Project Brazil is a new full game modification for Fallout New Vegas created by Brandan Lee. Four years in the making, it doesn’t just put a new shine on the Mojave, but is, effectively, a completely new game set in California. To run the mod you have to start a new game and the intro movie sets a great tone familiar to anyone who played the original Fallout. Things started to become ominous pretty quickly, though, when the opening credits listed a handful of “writters”.
The opening monologue was decent (in that the acting and quality did not offend), but the animation was super choppy and distracting. When all of this introductory material is setting the tone and conveying to the player, not only the story and setting, but attempting to convince them that this mod is worth their time, it is surprising they left the opening animations like that. In the long run, not terribly important, but perhaps evidence of a more general problem, especially when you combine it with what was the most depressing for me: the audio quality and voice acting.
Let me start with a quote from Lee: “It contains nearly 5000 lines of professional quality voice acting recorded in my media studio with friends from the local film, TV, radio & live theatre industries.” It sure as fuck doesn’t sound like it.

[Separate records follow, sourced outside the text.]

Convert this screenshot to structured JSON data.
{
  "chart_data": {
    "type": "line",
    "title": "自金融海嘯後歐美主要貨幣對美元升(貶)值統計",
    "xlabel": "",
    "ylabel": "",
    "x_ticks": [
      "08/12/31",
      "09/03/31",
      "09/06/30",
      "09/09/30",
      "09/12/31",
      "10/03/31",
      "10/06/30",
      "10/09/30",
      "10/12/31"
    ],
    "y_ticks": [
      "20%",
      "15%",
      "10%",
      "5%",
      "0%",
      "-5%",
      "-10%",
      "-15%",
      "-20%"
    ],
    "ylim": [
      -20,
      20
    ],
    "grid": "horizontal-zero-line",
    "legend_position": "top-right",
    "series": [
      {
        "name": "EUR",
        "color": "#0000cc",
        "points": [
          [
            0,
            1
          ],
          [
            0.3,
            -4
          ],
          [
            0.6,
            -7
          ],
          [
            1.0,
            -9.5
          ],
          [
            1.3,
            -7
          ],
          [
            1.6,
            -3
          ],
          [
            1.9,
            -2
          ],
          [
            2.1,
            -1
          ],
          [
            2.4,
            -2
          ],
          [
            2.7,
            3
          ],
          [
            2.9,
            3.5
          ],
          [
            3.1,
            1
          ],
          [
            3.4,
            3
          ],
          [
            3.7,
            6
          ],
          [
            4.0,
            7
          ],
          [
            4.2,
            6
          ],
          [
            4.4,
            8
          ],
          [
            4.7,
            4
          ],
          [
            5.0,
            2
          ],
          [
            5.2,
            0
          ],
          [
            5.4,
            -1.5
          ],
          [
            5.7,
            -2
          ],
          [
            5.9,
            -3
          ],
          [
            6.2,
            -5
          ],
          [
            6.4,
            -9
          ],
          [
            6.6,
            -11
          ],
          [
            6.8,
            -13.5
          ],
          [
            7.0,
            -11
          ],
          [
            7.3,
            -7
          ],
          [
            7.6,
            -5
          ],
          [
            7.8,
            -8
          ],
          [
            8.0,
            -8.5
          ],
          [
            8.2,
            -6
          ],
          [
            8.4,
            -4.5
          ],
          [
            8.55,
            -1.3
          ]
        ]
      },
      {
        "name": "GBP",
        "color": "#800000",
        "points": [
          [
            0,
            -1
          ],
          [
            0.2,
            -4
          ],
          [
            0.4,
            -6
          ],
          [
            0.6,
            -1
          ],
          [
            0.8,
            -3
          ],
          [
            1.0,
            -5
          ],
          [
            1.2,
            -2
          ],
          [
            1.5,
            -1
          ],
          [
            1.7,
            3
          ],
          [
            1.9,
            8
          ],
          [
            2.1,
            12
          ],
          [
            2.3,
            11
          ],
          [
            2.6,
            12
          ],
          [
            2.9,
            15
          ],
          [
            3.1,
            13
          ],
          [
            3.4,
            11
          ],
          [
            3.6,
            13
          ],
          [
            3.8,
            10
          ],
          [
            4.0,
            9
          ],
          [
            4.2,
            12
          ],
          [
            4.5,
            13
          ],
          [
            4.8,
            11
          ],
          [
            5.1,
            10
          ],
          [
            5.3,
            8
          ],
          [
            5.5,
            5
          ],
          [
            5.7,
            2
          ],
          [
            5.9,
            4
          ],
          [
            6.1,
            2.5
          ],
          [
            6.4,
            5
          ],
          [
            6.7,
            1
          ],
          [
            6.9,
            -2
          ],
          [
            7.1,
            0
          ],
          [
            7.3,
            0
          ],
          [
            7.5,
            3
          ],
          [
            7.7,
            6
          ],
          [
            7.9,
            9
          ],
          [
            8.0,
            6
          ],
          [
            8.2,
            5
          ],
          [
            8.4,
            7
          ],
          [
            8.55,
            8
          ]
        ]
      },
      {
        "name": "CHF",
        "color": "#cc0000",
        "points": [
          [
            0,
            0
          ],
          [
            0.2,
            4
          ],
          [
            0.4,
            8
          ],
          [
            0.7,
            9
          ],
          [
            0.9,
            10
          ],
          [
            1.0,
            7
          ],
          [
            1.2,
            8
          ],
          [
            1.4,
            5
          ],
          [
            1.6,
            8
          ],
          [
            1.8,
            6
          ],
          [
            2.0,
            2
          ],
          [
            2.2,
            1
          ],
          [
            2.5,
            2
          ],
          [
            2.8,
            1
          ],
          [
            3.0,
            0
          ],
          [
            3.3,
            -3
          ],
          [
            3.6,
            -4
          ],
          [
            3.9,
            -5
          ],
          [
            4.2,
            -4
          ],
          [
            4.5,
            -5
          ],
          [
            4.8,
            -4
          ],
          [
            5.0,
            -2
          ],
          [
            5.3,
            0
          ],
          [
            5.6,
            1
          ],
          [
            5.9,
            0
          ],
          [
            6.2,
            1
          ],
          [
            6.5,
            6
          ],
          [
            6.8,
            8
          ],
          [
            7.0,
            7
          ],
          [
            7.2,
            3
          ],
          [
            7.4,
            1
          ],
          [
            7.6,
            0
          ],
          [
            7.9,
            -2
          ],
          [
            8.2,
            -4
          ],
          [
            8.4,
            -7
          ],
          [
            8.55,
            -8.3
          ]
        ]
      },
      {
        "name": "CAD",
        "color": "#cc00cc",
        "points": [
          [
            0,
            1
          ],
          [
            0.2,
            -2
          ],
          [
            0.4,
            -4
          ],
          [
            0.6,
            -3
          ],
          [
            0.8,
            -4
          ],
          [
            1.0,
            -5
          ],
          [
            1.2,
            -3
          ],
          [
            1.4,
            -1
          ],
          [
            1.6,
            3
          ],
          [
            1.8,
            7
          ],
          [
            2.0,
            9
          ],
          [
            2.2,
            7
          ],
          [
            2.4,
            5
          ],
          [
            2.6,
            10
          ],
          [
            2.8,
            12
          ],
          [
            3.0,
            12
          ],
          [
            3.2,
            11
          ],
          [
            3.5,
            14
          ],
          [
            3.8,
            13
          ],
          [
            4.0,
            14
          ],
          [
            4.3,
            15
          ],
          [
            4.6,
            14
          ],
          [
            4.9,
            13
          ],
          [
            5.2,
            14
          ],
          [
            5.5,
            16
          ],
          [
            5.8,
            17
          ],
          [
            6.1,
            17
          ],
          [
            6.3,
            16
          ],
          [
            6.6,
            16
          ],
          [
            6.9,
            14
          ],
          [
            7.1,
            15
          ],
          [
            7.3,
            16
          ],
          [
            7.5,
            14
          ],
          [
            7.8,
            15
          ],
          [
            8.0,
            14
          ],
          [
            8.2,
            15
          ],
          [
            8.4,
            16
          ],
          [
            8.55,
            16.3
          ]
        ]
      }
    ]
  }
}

In the first ten minutes I encountered 5 characters; all sounded like they were recorded on different microphones in different spaces. The opening intro by Coach Bragg (voiced by Roger Owen) sounded, as I said, decent but quiet. The second person I encountered was Dr. Kevin Rossman (Duke Standberry) and, while well acted, the audio quality was poor, like he was speaking into a $20 computer microphone, and he was also too quiet.
At this point, I turned up the voice settings and turned down all the others.
Next, I met Johnny Matheson (Dan Ziffer) and, wow, he…should not act. Along with the terrible performance, my isolation and amplification of the voice audio quickly revealed why Lee chose to keep their audio so low. When you turn the volume up to something like you would expect from the original game, the background “studio” noise and other unpleasant artifacts are overwhelming. And, while the voice audio was uniformly low, there was still a distracting amount of variance, with some lines being louder or softer than the previous line.
And this is the first ten minutes. The game may be wonderful, but players can’t immerse themselves when the spell is constantly being broken by bad animation, acting, and audio quality. I’m going to continue, but I’ll be turning the voices off and going all text if it doesn’t get better quick.
I feel bad about critiquing something this guy and his friends probably spent thousands of hours on, but…just putting time into something doesn’t make it good, unfortunately. Ask M. Night Shyamalan.